Scope Ambiguities in Large Language Models
Gaurav Kamath, Sebastian Schuster, Sowmya Vajjala, Siva Reddy
TL;DR
This work investigates how large language models process scope ambiguities—statements where multiple readings of semantic operators yield different interpretations. It introduces novel datasets totaling roughly 1,000 scope-ambiguous sentences with human judgments and employs two complementary experiments: a Q&A reading-preference task and a probabilistic continuation task using an ambiguity metric α. The results show that several models, including GPT-4 and GPT-3.5 variants as well as large Llama 2 models, can align with human readings and, in some cases, achieve high accuracy in identifying preferred interpretations; correlations with human judgments are strongest for certain models (e.g., text-davinci-003 and Llama 2 13B).
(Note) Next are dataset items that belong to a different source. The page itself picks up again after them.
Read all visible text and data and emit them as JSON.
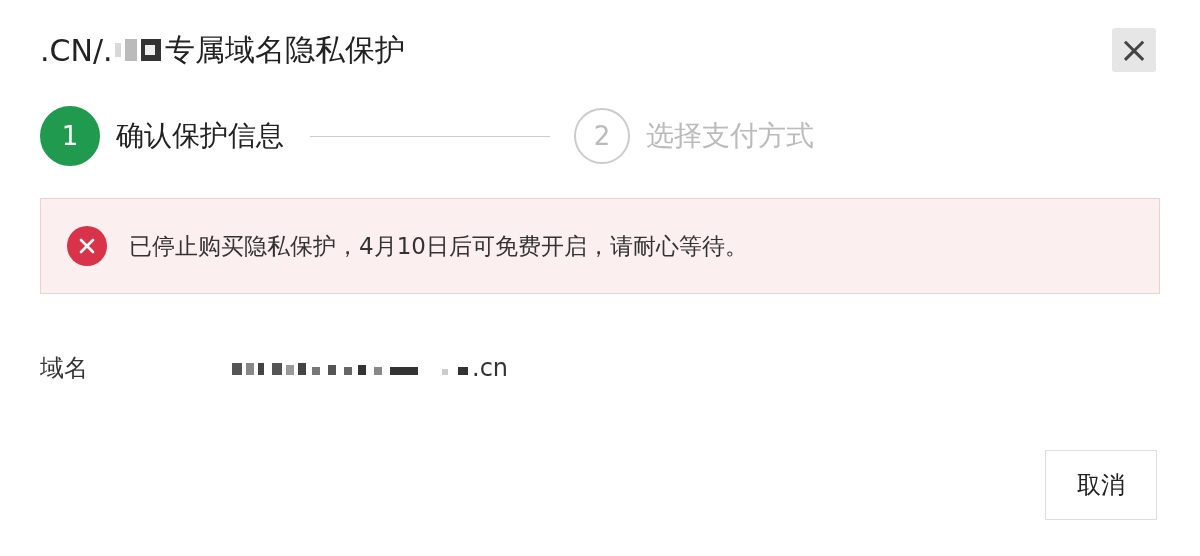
{
  "dialog": {
    "title_prefix": ".CN/.",
    "title_suffix": "专属域名隐私保护",
    "close": "×"
  },
  "steps": [
    {
      "number": "1",
      "label": "确认保护信息",
      "selected": true
    },
    {
      "number": "2",
      "label": "选择支付方式",
      "selected": false
    }
  ],
  "alert": {
    "kind": "error",
    "message": "已停止购买隐私保护，4月10日后可免费开启，请耐心等待。"
  },
  "fields": [
    {
      "label": "域名",
      "value_suffix": ".cn"
    }
  ],
  "buttons": [
    "取消"
  ]
}
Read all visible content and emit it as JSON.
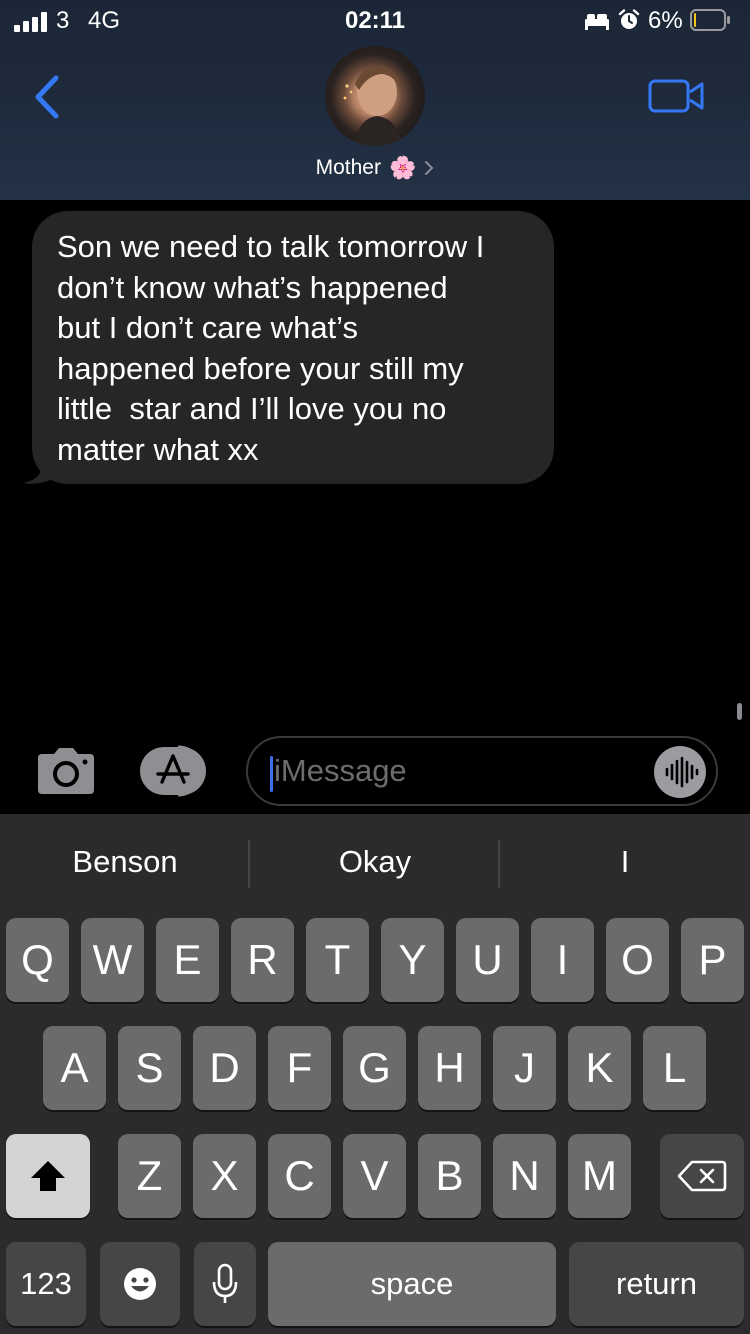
{
  "status_bar": {
    "carrier": "3",
    "network": "4G",
    "time": "02:11",
    "battery_percent": "6%",
    "battery_level": 0.06,
    "icons": [
      "signal-icon",
      "bed-icon",
      "alarm-icon",
      "battery-icon"
    ]
  },
  "header": {
    "back_icon": "chevron-left-icon",
    "contact_name": "Mother",
    "contact_emoji": "🌸",
    "video_icon": "video-camera-icon",
    "accent_color": "#3478f6"
  },
  "thread": {
    "messages": [
      {
        "direction": "incoming",
        "text": "Son we need to talk tomorrow I\ndon’t know what’s happened\nbut I don’t care what’s\nhappened before your still my\nlittle  star and I’ll love you no\nmatter what xx"
      }
    ]
  },
  "input_bar": {
    "camera_icon": "camera-icon",
    "apps_icon": "app-store-icon",
    "placeholder": "iMessage",
    "audio_icon": "audio-waveform-icon"
  },
  "keyboard": {
    "suggestions": [
      "Benson",
      "Okay",
      "I"
    ],
    "row1": [
      "Q",
      "W",
      "E",
      "R",
      "T",
      "Y",
      "U",
      "I",
      "O",
      "P"
    ],
    "row2": [
      "A",
      "S",
      "D",
      "F",
      "G",
      "H",
      "J",
      "K",
      "L"
    ],
    "row3": [
      "Z",
      "X",
      "C",
      "V",
      "B",
      "N",
      "M"
    ],
    "numbers_key": "123",
    "space_key": "space",
    "return_key": "return",
    "shift_icon": "shift-icon",
    "backspace_icon": "backspace-icon",
    "emoji_icon": "emoji-icon",
    "mic_icon": "microphone-icon"
  }
}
These findings suggest that modern LLMs can capture and utilize scope-related semantic structure, though methodological differences across studies explain disparate conclusions in the literature. The work provides a substantial resource for evaluating scope representation in LLMs and highlights the value of diverse evaluation methods for probing linguistic capabilities beyond surface performance.
Abstract
Sentences containing multiple semantic operators with overlapping scope often create ambiguities in interpretation, known as scope ambiguities. These ambiguities offer rich insights into the interaction between semantic structure and world knowledge in language processing. Despite this, there has been little research into how modern large language models treat them. In this paper, we investigate how different versions of certain autoregressive language models -- GPT-2, GPT-3/3.5, Llama 2 and GPT-4 -- treat scope ambiguous sentences, and compare this with human judgments. We introduce novel datasets that contain a joint total of almost 1,000 unique scope-ambiguous sentences, containing interactions between a range of semantic operators, and annotated for human judgments. Using these datasets, we find evidence that several models (i) are sensitive to the meaning ambiguity in these sentences, in a way that patterns well with human judgments, and (ii) can successfully identify human-preferred readings at a high level of accuracy (over 90% in some cases).